Being around a woman of that nature was exhausting. Of course, she was tolerable at times--usually when she wasn't speaking--but I still couldn't stand her.

"Since when did you care if a girl is spoken for, Tommy?" I implored and, in amusement, watched as his face fell.

For the most part, I'd gotten over myself. I had, silently, pardoned him and moved on as best as I could've.

Not an easy feat, if I do say so myself. But it was doable.

It did hurt sometimes. I'd be an idiot to not confess to that. But if I wished for my band to survive, then I had no choice but to exonerate the hostility I felt toward him.

However, watching humiliation wash over that stupid face of his was something I fucking adored.
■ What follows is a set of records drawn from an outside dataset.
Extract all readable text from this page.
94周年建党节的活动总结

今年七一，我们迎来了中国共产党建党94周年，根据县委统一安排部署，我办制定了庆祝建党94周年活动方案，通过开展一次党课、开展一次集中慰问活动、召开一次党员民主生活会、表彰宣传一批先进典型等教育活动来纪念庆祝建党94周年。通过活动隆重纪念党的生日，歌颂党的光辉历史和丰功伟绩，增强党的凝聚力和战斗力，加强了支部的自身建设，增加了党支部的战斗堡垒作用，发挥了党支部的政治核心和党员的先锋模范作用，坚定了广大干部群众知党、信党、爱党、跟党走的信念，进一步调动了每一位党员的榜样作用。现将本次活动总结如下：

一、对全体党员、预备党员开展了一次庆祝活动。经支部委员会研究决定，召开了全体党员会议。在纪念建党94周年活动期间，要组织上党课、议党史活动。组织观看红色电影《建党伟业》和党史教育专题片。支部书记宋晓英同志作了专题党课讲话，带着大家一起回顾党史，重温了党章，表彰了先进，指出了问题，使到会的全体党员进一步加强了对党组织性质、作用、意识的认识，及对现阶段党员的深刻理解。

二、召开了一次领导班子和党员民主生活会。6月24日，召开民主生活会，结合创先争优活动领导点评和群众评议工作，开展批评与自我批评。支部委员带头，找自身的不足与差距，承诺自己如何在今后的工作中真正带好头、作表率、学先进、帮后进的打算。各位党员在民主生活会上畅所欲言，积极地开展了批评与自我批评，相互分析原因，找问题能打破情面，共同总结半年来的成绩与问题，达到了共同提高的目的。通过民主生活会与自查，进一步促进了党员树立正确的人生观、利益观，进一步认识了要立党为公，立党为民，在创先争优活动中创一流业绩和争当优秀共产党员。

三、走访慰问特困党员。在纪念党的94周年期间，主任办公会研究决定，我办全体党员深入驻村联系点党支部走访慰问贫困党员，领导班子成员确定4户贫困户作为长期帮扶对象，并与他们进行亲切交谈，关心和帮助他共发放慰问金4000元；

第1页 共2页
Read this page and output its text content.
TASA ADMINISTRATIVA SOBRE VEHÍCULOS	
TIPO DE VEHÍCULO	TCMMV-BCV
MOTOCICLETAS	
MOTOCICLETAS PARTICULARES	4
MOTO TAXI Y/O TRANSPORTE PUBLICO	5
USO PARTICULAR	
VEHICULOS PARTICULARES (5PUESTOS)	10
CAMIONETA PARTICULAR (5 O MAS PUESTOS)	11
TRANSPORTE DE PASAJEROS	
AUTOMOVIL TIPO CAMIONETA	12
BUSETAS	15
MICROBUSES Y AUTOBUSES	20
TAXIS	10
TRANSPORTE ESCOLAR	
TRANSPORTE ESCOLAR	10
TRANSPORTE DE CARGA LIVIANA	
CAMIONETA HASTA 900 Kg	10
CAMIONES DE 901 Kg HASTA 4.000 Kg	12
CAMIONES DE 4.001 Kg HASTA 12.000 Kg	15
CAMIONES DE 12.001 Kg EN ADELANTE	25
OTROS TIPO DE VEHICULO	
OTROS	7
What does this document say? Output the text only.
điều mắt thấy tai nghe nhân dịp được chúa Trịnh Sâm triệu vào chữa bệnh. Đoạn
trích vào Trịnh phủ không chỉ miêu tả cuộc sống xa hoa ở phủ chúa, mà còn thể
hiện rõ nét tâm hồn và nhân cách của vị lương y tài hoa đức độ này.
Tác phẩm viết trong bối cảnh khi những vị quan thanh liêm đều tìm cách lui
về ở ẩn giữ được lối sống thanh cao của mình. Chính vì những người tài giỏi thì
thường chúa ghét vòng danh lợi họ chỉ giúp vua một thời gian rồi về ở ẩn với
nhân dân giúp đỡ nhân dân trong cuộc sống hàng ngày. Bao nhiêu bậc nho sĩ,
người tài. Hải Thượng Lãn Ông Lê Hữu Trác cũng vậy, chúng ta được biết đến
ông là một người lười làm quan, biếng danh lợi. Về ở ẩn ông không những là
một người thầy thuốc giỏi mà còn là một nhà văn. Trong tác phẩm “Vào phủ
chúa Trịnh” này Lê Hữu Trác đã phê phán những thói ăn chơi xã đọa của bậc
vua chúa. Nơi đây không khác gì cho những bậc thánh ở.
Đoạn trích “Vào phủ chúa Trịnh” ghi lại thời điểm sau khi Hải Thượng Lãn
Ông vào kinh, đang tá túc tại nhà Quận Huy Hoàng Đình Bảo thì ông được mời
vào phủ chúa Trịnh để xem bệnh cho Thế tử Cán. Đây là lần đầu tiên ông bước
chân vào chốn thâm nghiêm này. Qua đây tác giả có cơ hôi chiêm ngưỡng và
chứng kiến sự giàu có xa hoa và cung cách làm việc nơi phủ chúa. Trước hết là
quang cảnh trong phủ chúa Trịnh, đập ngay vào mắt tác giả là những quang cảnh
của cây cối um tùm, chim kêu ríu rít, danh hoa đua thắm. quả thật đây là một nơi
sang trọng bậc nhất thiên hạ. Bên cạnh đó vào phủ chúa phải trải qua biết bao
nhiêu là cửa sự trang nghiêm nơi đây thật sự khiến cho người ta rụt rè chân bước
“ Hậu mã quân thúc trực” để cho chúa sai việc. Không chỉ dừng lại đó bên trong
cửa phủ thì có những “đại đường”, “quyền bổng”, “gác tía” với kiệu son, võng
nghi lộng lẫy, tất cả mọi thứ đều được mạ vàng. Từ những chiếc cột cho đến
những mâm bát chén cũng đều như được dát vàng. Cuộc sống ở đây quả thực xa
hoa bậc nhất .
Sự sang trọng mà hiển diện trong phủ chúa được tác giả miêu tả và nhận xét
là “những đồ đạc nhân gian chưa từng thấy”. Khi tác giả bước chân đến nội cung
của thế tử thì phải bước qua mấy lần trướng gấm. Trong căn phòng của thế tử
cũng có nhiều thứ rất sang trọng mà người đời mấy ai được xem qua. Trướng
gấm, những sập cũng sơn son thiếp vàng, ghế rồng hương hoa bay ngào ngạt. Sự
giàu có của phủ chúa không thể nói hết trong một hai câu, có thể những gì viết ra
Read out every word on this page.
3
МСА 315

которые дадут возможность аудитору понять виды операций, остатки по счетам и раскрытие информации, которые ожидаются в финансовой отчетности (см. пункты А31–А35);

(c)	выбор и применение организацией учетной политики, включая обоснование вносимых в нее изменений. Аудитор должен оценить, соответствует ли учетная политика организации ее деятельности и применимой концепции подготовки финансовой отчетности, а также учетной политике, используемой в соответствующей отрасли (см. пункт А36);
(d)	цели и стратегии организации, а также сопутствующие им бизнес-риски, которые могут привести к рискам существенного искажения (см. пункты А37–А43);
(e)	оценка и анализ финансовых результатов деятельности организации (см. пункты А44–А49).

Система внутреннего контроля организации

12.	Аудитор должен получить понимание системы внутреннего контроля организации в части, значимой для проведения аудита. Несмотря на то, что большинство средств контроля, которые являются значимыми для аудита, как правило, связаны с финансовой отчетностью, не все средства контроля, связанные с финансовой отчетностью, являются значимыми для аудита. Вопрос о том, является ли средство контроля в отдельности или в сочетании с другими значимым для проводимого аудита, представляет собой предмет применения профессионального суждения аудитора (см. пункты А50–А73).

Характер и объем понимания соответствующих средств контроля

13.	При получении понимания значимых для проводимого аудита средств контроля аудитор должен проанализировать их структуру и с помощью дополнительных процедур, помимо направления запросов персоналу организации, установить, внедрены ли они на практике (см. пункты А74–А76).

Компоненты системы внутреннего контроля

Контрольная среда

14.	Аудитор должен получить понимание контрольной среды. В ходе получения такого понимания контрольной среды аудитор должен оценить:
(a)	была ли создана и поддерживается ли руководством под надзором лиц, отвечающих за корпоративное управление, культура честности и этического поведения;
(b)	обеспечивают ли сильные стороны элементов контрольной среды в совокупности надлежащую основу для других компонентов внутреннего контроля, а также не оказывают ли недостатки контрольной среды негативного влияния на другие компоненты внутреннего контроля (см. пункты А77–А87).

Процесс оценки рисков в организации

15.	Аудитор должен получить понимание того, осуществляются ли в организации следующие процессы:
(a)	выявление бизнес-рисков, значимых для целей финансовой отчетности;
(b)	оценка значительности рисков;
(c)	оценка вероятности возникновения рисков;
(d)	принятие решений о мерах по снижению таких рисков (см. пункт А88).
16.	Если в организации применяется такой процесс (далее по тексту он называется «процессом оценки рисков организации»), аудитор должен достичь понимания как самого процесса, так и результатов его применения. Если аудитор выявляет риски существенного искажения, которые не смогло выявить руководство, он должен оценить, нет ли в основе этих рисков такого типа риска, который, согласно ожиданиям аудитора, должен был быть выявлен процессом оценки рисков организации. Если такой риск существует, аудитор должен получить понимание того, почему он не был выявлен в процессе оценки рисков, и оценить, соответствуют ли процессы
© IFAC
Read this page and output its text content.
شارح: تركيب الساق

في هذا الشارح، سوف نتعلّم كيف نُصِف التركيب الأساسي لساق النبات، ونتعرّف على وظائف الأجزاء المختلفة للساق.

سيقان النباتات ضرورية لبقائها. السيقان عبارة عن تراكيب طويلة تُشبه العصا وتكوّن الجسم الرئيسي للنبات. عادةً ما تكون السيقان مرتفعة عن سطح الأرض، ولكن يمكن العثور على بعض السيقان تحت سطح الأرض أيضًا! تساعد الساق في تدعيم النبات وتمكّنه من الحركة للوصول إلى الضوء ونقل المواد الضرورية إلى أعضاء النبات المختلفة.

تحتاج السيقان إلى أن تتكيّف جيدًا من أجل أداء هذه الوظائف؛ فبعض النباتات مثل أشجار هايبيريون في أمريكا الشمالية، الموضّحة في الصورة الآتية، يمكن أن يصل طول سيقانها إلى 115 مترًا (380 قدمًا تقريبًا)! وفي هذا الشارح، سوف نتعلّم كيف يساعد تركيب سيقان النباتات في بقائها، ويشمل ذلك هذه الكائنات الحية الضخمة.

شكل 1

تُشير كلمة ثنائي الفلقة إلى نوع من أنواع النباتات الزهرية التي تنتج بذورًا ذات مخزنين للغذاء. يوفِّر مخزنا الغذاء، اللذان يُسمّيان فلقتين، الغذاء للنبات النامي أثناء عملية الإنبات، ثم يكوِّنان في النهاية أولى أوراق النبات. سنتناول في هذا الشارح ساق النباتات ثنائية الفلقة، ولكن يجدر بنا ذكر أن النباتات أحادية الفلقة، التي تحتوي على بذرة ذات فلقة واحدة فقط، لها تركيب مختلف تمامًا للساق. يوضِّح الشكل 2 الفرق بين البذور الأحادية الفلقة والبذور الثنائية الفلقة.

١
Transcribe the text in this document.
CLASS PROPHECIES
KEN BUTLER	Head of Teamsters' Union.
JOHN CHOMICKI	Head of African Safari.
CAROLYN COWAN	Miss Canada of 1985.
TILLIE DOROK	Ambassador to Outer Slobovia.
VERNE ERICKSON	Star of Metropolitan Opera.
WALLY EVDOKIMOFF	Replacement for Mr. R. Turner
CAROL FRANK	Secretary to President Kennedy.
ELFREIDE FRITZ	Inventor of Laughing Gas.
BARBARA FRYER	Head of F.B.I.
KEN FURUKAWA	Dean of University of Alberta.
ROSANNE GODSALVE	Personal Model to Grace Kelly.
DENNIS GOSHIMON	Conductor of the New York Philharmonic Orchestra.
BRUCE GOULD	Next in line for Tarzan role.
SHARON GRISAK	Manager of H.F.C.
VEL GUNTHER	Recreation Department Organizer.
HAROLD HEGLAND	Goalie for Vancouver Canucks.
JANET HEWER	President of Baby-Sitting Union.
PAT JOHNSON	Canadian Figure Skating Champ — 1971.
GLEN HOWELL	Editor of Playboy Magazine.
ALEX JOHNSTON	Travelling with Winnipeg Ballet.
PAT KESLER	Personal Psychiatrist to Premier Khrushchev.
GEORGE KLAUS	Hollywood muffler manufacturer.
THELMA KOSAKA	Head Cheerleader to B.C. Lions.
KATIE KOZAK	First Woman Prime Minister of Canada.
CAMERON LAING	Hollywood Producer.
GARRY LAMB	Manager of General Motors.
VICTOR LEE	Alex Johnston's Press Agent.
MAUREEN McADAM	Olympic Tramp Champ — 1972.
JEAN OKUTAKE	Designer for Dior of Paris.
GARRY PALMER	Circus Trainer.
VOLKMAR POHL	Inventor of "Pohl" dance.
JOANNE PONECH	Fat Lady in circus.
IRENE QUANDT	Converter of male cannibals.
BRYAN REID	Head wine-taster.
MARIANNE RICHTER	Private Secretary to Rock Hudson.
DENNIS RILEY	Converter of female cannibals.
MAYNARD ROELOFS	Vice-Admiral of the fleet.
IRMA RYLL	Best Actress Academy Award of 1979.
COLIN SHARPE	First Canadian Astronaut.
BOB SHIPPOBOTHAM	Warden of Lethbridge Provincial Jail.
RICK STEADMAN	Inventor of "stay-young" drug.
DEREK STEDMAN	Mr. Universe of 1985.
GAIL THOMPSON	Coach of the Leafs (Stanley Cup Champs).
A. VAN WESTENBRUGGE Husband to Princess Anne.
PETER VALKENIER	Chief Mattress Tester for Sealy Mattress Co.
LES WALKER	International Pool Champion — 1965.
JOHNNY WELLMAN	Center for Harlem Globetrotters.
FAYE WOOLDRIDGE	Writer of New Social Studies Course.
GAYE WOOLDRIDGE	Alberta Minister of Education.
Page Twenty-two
Especially when Heather was around.

"Dude, lighten up a little. I'm just fuckin' with you."

Tommy barely looked at me, taking a pull from the bottle of Jack we'd been sharing all morning.

Killed the mood once again. Evidently, that's what I did best.

"Could you at least try to go one day without making insolent comments, Nikki?" Heather, with a caustic glare, quizzed me.

It felt as though she was there to babysit four grown men, not to support her husband's band on their biggest tour to date. She'd spent more time reprimanding us than anything else.